6Czapski n’essaie pas de raconter la Recherche mais d’en composer une image synthétique. Il ne prétend pas donner à éprouver l’ampleur du monde proustien. C’est une qualité qu’il se contente de poser, en présentant l’œuvre comme une « nouvelle et immense Comédie Humaine11 ». Telle qu’il en rend compte, l’œuvre est réduite à un personnel romanesque assez étroit, contraction qui est, bien entendu, une forme d’interprétation et s’autorise de la lecture résolument biographique de Czapski. La vie de Proust procure un axe autour duquel opérer la contraction qui permet de conférer sur la Recherche. Czapski insiste tout particulièrement sur la maladie et sur sa conséquence assumée : la claustration. Les anecdotes qu’il convoque sont autant de vignettes inscrivant l’existence de l’écrivain dans la dynamique d’un mouvement de retrait. Le Proust de Czapksi est celui que la maladie a retranché du monde et qui, en réaction, par un acte de volonté héroïque chaque jour réaffirmé « s’enterre dans son œuvre », « s’enterre mort-vif dans sa chambre de liège »12. La chambre close emblématise à la fois le monde étroit, renfrogné, du malade, et l’expansion illimitée de la création, triomphe dialectique du fleurissement d’un monde au sein du confinement.

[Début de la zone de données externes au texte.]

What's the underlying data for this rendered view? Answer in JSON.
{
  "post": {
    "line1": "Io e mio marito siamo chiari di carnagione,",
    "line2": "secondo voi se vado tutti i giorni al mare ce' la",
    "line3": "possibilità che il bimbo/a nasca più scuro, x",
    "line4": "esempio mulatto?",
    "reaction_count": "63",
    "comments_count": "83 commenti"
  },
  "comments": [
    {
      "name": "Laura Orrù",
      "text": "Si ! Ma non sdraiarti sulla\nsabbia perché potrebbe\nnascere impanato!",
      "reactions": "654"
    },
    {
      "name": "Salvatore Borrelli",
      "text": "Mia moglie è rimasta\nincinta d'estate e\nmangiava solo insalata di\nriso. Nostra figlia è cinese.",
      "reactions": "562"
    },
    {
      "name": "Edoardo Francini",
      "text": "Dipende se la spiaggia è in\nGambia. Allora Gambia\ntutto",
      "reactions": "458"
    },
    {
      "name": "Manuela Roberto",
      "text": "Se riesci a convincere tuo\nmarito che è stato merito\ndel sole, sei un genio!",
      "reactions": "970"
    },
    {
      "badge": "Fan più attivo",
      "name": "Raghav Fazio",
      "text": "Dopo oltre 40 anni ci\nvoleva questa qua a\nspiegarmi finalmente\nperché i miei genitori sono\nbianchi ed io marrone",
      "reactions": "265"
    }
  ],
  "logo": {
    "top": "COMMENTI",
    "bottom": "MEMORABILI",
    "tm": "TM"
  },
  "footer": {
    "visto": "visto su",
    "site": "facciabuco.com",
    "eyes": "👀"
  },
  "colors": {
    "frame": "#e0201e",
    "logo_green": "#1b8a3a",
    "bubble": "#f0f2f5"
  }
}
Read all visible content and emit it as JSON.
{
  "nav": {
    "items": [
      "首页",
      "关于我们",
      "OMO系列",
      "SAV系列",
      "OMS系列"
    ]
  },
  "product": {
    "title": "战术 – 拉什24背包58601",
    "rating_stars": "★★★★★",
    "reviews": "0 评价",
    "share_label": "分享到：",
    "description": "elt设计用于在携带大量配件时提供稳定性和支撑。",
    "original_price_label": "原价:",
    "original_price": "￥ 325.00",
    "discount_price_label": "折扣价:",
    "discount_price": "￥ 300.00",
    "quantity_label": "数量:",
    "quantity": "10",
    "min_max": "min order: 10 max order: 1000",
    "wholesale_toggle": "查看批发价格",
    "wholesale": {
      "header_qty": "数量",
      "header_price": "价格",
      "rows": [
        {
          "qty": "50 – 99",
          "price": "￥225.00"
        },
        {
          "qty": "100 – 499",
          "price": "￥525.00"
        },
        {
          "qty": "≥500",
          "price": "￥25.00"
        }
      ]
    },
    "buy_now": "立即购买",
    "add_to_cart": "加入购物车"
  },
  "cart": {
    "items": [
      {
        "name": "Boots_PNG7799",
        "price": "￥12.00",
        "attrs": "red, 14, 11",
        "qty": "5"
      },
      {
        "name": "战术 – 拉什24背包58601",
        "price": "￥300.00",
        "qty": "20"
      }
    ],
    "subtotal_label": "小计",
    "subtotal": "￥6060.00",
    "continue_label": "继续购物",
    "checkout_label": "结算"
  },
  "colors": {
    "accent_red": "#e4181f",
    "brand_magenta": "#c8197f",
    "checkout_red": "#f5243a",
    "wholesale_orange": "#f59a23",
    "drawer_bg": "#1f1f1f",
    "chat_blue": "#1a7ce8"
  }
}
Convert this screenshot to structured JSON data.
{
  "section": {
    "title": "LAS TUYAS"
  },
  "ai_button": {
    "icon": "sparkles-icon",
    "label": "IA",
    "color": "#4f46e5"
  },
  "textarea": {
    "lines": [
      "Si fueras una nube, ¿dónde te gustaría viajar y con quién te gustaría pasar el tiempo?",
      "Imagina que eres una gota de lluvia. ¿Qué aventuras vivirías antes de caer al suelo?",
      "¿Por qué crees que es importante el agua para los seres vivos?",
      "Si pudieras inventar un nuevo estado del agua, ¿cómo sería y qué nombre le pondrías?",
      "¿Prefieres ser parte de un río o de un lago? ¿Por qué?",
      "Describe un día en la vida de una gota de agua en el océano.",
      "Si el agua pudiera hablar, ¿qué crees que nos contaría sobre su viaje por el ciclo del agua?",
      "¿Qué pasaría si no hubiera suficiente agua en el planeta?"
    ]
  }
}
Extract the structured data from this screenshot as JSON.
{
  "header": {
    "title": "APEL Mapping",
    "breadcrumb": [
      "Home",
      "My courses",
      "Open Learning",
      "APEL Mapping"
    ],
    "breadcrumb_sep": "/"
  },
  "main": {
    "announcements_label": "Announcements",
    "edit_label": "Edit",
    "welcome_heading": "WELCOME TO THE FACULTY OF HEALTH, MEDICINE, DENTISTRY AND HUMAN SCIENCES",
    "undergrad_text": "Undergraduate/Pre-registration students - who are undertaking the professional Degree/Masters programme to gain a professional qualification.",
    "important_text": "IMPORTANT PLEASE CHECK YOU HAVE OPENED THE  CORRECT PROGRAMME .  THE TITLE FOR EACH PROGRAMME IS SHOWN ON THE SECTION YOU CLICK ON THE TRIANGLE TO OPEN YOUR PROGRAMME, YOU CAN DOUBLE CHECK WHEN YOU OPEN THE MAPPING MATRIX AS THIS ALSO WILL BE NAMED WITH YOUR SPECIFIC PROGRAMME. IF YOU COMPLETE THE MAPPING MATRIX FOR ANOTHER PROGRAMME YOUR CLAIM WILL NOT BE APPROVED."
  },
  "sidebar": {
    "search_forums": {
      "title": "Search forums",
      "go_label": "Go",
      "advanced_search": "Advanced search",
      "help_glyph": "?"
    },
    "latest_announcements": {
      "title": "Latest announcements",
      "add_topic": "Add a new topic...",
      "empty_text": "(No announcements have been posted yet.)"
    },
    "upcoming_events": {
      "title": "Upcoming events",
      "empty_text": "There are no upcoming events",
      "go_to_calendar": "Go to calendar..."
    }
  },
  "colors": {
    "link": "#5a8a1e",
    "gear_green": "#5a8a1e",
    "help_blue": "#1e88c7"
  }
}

7Si la Recherche s’écrit depuis une position de retrait, la longue patience qu’elle exige de ses lecteurs implique qu’ils sachent eux aussi se soustraire à la presse du monde. On se souvient de la formule d’Anatole France : « La vie est trop courte et Proust est trop long13. » Czapski découvre Proust à son arrivée en France, en 1924. Il n’achève pas le premier volume dont il commence la lecture, qui le déconcerte comme trop éloigné de l’idée qu’il se fait de la littérature française (brièveté et sécheresse stylistique). Il lit ensuite, avec enthousiasme, Albertine disparue mais il en reste pourtant là. L’occasion se présente enfin de lire Proust plutôt que du Proust, restriction ironique que l’on trouve sous la plume de Romains dans Les Hommes de bonne volonté14, Czapski mettant à profit un accès de fièvre typhoïde pour lire la Recherche15, fièvre dont il fait l’éloge paradoxal dans ses conférences, comme Péguy le fait de la jaunisse16 ou la Micòl de Bassani des « grippes avec fièvre de cheval » de son enfance qui offraient de lire en « quelques jours Guerre et Paix en entier […] ou tout le cycle des Trois Mousquetaires17 ». Le temps de la maladie, entendu comme une façon d’éprouver dans sa plénitude le temps desserré de la lecture, fait participer le lecteur du retrait hors du monde qu’emblématise dans la lettre-préface des Plaisirs et les Jours la figure de Noé :
La vie est chose dure et qui serre de trop près, perpétuellement nous fait mal à l’âme. À sentir ses liens un moment se relâcher, on peut éprouver de clairvoyantes douceurs. Quand j’étais tout enfant, le sort d’aucun personnage de l’histoire sainte ne me semblait aussi misérable que celui de Noé, à cause du déluge qui le tint enfermé dans l’arche pendant quarante jours. Plus tard, je fus souvent malade, et pendant de longs jours je dus rester aussi dans l’« arche ». Je compris alors que Noé ne put si bien voir le monde que de l’arche, malgré qu’elle fût close et qu’il fît nuit sur la terre18.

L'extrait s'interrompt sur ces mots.